De igual forma, esta perspectiva foi acompanhada por José Mattoso (1923 – 2023) que é autor do livro Narrativas dos Livros de Linhagens (2020) e descreve a ausência de seriedade e a inclusão de figuras lendárias ou fantástica como a lendária Dama no que toca ao enaltecimento dos antepassados ou das famílias dos nobres durante a Idade Média.
O autor Manuel Morgado, que adapta e ilustra este álbum, mantém-se fiel à versão da lenda que se refere ao Conde D. Diego Lopez, senhor da Biscaia, como o responsável por ter casado com a Dama. Temos de ter em conta que D. Diego Lopez existiu mesmo e terá nascido em 1075, mas não há nenhuma prova clara de se ter casado ou de se relacionado com uma donzela sobrenatural, como é óbvio.
Mas o que foi escrito reafirma que não só encontrou uma dama com pés de cabra durante uma caçada, como decidiu casar com ela, tendo como uma única condição jamais se benzer diante dela. Com a Dama teve dois filhos: D. Inigo Guerra e Dona Sol, dois nomes intrigantes, que parecem fazer eco de duas figuras mitológicas ou fabulosas, mas que nunca foram registadas em documento histórico algum.

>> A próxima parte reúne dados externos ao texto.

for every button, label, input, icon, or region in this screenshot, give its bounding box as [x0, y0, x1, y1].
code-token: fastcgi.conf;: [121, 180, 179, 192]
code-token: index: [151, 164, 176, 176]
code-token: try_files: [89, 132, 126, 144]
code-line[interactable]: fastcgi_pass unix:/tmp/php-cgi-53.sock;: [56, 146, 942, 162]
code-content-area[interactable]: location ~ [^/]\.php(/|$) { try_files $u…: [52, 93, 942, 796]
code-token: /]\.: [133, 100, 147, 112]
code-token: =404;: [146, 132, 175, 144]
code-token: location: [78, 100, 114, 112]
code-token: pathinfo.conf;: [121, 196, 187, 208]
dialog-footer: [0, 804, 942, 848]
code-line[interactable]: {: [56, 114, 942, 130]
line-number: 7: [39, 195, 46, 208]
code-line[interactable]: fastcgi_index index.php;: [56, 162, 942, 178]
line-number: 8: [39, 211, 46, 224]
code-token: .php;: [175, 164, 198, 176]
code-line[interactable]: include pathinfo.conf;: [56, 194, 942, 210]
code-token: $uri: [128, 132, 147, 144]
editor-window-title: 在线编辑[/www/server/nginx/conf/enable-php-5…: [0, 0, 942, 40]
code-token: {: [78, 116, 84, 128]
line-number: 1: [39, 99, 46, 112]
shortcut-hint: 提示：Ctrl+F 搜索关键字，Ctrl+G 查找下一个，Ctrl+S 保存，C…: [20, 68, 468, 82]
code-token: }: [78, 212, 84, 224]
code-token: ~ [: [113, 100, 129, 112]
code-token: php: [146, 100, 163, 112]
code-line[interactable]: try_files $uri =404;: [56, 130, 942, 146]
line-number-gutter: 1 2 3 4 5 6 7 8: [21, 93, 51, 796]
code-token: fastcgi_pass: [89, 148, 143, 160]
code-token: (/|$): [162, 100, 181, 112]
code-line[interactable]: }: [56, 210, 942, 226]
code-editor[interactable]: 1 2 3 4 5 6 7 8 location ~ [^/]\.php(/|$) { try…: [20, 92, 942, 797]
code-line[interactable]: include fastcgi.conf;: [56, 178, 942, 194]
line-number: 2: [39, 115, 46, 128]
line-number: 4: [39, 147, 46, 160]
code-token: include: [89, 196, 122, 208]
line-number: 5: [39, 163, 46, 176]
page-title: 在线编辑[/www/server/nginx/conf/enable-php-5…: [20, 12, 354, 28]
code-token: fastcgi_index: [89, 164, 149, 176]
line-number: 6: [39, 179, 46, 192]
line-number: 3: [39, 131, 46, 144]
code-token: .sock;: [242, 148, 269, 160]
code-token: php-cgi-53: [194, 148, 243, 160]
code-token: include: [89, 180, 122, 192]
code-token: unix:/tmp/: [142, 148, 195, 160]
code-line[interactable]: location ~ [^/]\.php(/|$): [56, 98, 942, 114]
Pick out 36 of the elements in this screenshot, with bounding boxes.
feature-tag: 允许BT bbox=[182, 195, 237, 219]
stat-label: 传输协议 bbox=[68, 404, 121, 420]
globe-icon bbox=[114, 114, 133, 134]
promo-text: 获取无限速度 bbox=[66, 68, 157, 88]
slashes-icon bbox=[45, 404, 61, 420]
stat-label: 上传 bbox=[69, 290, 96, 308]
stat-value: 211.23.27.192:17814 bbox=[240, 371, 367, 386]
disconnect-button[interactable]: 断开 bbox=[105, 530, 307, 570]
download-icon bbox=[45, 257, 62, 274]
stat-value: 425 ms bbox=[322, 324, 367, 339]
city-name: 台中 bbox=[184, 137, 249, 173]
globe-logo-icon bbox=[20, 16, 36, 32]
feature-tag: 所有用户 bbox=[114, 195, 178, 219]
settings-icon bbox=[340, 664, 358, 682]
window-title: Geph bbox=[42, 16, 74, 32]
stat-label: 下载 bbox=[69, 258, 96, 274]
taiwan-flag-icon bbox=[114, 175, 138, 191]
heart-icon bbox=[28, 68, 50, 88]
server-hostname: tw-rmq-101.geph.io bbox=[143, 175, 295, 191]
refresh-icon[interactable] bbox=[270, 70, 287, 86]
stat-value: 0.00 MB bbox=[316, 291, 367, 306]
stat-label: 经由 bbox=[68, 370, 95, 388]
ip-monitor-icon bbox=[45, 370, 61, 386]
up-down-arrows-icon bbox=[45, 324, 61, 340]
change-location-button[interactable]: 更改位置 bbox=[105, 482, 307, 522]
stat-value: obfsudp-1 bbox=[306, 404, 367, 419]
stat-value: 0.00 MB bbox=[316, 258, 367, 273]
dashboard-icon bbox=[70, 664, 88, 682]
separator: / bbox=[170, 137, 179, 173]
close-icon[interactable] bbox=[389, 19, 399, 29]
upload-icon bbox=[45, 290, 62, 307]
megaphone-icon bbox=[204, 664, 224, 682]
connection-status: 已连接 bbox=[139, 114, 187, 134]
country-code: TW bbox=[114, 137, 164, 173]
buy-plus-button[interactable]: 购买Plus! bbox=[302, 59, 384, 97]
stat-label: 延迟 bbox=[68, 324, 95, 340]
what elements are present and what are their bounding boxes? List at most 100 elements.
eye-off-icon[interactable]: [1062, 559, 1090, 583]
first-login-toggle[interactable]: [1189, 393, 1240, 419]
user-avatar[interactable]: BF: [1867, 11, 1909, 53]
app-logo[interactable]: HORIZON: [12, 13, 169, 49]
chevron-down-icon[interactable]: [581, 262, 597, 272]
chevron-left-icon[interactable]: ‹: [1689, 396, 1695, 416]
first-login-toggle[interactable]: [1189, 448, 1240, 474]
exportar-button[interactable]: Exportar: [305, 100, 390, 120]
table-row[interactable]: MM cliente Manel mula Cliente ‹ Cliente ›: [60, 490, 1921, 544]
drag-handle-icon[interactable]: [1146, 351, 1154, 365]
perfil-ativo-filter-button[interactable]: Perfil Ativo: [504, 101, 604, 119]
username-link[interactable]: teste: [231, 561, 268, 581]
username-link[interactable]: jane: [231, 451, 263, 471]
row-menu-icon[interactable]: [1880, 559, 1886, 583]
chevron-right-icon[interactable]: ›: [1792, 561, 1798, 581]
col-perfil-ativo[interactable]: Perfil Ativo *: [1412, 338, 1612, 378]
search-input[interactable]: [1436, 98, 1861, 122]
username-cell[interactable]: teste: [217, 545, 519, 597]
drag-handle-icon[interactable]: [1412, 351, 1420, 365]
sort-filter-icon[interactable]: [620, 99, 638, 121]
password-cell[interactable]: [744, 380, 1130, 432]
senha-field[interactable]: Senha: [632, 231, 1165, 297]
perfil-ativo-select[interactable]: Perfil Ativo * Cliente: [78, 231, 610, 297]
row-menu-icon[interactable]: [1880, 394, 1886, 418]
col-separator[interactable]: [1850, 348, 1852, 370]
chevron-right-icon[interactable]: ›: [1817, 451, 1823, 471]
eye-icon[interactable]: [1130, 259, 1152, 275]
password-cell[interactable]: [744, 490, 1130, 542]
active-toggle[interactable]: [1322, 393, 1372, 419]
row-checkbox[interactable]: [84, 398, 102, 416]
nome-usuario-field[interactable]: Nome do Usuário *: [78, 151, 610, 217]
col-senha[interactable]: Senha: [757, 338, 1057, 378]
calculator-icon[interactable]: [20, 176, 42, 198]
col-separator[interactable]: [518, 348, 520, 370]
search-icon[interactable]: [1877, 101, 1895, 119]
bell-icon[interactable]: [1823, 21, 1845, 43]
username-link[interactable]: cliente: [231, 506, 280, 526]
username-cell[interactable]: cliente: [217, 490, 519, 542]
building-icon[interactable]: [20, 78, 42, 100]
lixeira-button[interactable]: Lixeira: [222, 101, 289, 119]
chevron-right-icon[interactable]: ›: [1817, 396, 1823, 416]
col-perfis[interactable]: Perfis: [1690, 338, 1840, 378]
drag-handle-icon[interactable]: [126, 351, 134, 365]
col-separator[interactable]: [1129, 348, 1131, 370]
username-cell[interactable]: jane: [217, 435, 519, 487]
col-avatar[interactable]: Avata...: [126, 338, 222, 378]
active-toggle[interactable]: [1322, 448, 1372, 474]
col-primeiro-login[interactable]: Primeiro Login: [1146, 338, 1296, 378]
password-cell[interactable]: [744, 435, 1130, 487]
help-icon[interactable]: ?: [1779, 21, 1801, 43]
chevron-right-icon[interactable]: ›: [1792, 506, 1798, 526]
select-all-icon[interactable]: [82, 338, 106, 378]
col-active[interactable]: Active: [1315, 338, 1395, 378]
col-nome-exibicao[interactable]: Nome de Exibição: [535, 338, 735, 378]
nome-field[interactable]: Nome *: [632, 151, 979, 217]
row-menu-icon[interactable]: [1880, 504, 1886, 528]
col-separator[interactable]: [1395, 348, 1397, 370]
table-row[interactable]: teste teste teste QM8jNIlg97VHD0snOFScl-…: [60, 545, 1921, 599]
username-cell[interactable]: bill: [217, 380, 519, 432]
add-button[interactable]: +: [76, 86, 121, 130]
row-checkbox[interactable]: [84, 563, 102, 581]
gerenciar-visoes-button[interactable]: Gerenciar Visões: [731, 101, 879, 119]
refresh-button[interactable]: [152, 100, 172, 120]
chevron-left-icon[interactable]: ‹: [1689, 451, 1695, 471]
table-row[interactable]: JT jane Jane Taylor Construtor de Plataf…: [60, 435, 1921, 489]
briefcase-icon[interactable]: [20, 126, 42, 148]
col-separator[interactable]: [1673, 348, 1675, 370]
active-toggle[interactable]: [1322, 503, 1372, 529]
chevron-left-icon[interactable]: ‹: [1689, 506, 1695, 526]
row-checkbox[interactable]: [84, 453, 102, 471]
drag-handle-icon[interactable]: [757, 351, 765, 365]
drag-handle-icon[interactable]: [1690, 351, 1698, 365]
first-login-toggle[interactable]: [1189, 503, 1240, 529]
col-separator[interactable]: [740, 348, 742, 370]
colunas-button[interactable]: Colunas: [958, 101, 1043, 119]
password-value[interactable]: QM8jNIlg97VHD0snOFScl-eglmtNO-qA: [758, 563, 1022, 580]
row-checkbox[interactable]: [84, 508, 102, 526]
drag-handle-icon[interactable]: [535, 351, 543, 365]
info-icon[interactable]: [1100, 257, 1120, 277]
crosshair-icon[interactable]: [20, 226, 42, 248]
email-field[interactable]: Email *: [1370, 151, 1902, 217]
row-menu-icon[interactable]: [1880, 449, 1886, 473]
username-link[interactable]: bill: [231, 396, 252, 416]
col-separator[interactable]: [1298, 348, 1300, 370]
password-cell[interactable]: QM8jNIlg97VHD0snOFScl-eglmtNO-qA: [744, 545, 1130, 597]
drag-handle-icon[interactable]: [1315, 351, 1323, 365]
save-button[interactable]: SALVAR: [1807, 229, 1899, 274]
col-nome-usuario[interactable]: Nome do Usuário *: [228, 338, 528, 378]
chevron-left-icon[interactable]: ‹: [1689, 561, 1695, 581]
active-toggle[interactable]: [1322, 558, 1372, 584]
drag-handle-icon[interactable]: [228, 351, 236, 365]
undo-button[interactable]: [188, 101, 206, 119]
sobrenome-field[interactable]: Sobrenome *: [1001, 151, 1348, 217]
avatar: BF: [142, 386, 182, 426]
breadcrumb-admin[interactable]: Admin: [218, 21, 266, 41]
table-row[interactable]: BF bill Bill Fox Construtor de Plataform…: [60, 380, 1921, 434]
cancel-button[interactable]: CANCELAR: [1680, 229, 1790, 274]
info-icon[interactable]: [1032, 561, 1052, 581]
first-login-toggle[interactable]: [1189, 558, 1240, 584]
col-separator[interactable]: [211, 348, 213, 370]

Ora, segundo a lenda, após uma caçada bem sucedida, D. Diego Lopez terá procurado premiar um dos seus cães com um pedaço de carne, mas a cadela da Dama Pé-de-Cabra ataca o seu cão e mata-o, fazendo com que D. Diego se benzesse, tomado pelo horror. A partir daí a Dama Pé-de-Cabra eleva-se descontrolada no ar, transforma-se num ser de aparência demoníaca, agarra a jovem filha Dona Sol e desaparece como que por magia, amaldiçoando D. Diego por este quebrar a promessa. Insatisfeito e desgostoso com o sucedido, o nobre decide partir e junta-se a outras tropas para combater os Mouros, permanecendo longe de casa durante anos a fio.
Uma lenda com três partes
A primeira parte (Trova Primeira) desta lenda é por demais conhecida. A Dama é notoriamente identificada com o Diabo e durante muito tempo houve quem o considerasse assim, reconhecendo a lenda como um aviso à tentação que algumas mulheres poderiam exercer nos homens que se desviavam dos seus caminhos de retidão, sobretudo da sua devoção para com Deus. Ela é um símbolo do pecado. A dedicação posterior do conde D. Diego Lopez que parte para guerrear os Mouros parece ser uma forma de compensação por ter negligenciado os seus deveres, combatendo os inimigos de fé. Só o seu filho, D. Inigo, permanece na Biscaia.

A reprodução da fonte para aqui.